See the alignment hydra-genetics module documentation for more details on the softwares. Default hydra-genetics settings/resources are used if no configuration is specified.

dag plot

Pipeline output files:¶

bam_dna/{sample}_{type}.bam
bam_dna/{sample}_{type}.bam.bai
bam_dna/{sample}_{type}.umi.bam (ctDNA only)
bam_dna/{sample}_{type}.umi.bam.bai (ctDNA only)

Alignment (FFPE)¶

Alignment of fastq files into bam files is performed by bwa-mem v0.7.17 using the non-merged trimmed fastq files. This make it possible to speed up alignent by utlizing parallization and also make it possible to analyze qc for lanes separately. Bamfile are then directly sorted by samtools sort v1.15.

Alignment (ctDNA)¶

Alignment of ctDNA samples is performed using bwa-mem v0.7.17. To handle UMI (Unique Molecular Identifier) tags, the reads are processed to consensus reads to correct for PCR and sequencing errors. This is done using fgbio.

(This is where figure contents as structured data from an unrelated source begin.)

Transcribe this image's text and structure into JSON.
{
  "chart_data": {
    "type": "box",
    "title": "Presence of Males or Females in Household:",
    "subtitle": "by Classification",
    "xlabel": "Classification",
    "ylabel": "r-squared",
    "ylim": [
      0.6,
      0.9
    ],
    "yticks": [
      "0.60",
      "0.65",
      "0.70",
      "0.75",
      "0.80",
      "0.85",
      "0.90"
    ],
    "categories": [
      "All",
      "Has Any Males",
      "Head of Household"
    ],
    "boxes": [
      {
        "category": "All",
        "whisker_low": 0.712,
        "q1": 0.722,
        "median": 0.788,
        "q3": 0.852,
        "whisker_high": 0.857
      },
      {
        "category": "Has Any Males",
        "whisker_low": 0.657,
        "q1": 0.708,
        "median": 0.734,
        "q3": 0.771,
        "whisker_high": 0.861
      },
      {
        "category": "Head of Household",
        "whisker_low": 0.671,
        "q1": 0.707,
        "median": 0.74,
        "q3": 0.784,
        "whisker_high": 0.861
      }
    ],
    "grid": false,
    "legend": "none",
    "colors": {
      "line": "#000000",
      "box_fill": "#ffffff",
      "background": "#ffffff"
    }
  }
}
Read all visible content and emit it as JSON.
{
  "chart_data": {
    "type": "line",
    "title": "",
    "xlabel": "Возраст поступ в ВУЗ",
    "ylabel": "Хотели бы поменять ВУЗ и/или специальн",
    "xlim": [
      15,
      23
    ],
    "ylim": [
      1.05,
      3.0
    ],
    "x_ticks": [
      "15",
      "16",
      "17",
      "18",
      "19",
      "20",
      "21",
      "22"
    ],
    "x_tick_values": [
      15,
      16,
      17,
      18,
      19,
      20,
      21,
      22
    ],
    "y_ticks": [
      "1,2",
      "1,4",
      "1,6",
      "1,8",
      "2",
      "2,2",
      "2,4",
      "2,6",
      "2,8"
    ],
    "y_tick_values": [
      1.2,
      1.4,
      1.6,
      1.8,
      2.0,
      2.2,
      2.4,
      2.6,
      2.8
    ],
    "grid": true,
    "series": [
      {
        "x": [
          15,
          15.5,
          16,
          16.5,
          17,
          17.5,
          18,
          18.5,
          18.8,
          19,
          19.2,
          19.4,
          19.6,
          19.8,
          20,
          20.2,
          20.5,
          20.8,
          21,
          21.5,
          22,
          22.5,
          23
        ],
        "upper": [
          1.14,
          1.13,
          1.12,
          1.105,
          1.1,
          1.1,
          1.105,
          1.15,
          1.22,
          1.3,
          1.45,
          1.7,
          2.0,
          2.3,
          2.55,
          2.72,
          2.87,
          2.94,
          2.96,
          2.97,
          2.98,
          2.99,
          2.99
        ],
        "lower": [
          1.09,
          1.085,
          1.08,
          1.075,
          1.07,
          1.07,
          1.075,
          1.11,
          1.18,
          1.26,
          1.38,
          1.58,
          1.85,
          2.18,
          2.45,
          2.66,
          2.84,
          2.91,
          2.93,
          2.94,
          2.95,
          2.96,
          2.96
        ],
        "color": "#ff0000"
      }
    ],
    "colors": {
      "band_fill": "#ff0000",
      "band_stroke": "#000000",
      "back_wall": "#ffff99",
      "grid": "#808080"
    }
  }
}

The UMI processing involves the following steps: 1. Copy UMI: Copies the UMI at the end of the BAM’s read name to the RX tag using fgbio CopyUmiFromReadName. 2. Group Reads: Group and sort reads based on UMI using fgbio GroupReadsByUmi. 3. Call Consensus: Call and filter consensus reads based on UMIs using fgbio CallDuplexConsensusReads followed by fgbio FilterConsensusReads.

Read groups¶

Bam file read groups are set according to sequencing information in the units.tsv file. The @RG read tag is set using the following options defined in the hydra-genetics bwa rule:

-R '@RG\tID:{ID}\tSM:{SM}\tPL:{PL}\tPU:{PU}\tLB:{LB}' -v 1

where the individual read groups are defined below:

RG tag	Value
ID	sample_type.lane.barcode
SM	sample_type
PL	platform
PU	flowcell.lane.barcode
LB	sample_type

Configuration¶

Reference files

bwa reference genome indexes

Software settings

Options	Value	Description
sorting	samtools	use samtools to sort the bam files
sort_order	coordinate	use coordinate sorting
sort_extra	-@ 10	use 10 threads for sorting

Cluster resources

Options	Value
mem_mb	61440
mem_per_cpu	6144
threads	10
time	"8:00:00"

Bam splitting¶

The bam files are split into chromosome files for faster performance in downstream analysis. Split files are used by markduplicates and SNV/INDEL calling. Splitting is performed by samtools view v1.15.

Mark duplicates¶

Flagging duplicated reads are performed on individual chromosome bam files by picard MarkDuplicates v2.25.0.

Merging¶

Merging of deduplicated bam files belonging to the same sample are performed by samtools merge v1.15.

Configuration¶

Software settings

Options	Value	Description
extra	-c	emit only one identical @RG headers
extra	-p	use the @PG ID of the first file

Sorting¶

Merged bamfile are sorted by samtools sort v1.15.

Bam indexing¶

Bamfile indexing is performed by samtools index v1.15.